When Eliezer say X is “right”, he means X satisfies a certain complex calculation. That complex calculation is chosen out of all the possible complex-calculations in complex-calculation space because it’s the one that matches what humans believe.
This does, technically, create a theory of morality that doesn’t explicitly reference humans. Just like intelligent design theory doesn’t explicitly reference God or Christianity. But most people believe that intelligent design should be judged as a Christian theory, because being a Christian is the only reason anyone would ever select it out of belief-space. Likewise, Eliezer’s system of morality should be judged as a human morality, because being a human is the only reason anyone would ever select it out of belief-space.
That’s why I think Eliezer’s system is relative. I admit it’s not directly relative, in that Eliezer isn’t directly picking “Don’t murder” out of belief-space every time he wonders about murder, based only on human opinion. But if I understand correctly, he’s referring the question to another layer, and then basing that layer on human opinion.”
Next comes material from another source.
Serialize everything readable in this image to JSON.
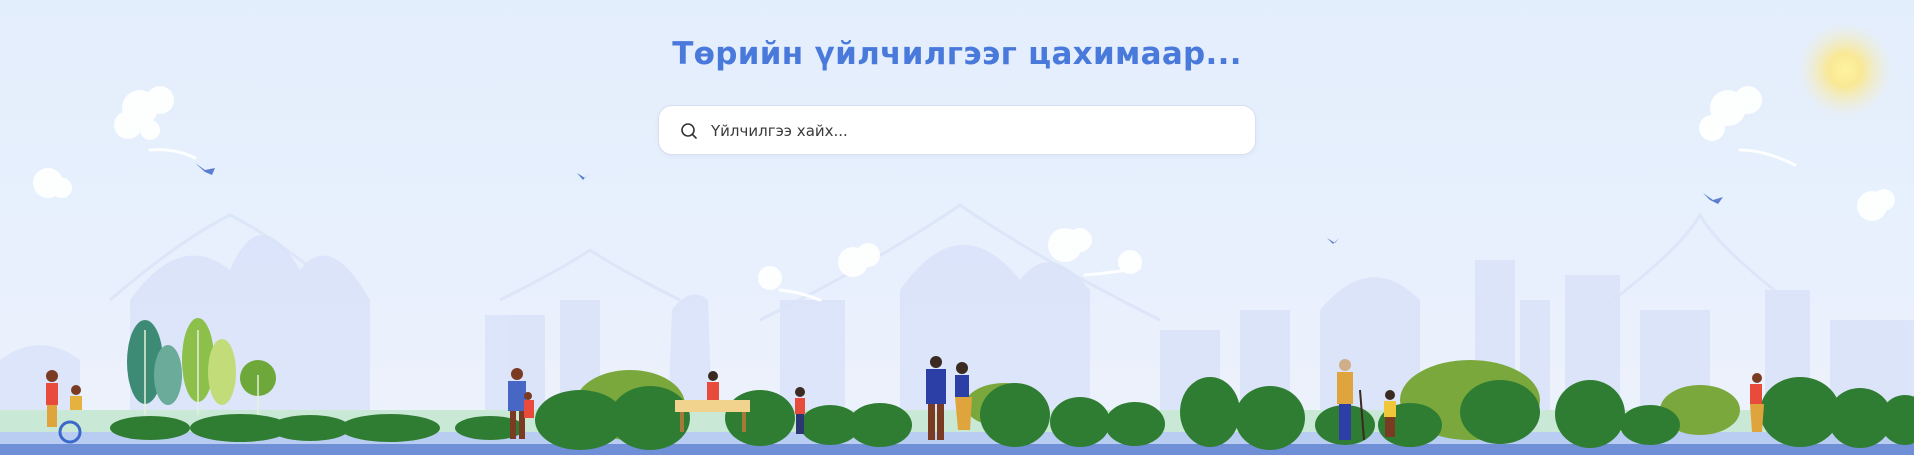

Yudkowsky recommends Lawrence Watt-Evans’ books. I haven’t read any of them, actually I haven’t read any fiction for the last 2 years with the notable exception of HP:MoR. Okay, and I’ve read some of Yvain’s stories. Yeah, and some Lovecraft.
Only a news post.
Is there really something like moral progress? Sure, slavery and child labor seem pretty bad and I’m glad they are gone (in most developed countries). But it’s not surprising that I feel like that because I was educated, some would say indoctrinated, by a society that holds these views. What looks like progress may be a random walk. And there are some amazingly smart Lesswrongers like Konkvistador or VladimirM (with whom I agree on almost any other topic) who think exactly that – there is no moral progress; a peasant from the 15th century would be appalled by our society even after engaging in extensive discussions. He simply had different terminal values.
Well, here are some of the reasons why I think something like moral progress really has happened:
-Ancient folks were really dumb and ignorant, even more ignorant than people today. It seems to me that (at least for humans) there is a correlation between knowledge/intelligence and reasonable moral values.
– My values differ from most humans thus it seems unlikely that I’ve been (successfully) indoctrinated by them. In fact, most current societies are rather disgusting. But less disgusting than previous societies.
Naturally, I may be rationalizing cuz’ without moral progress – well, let’s not even go there.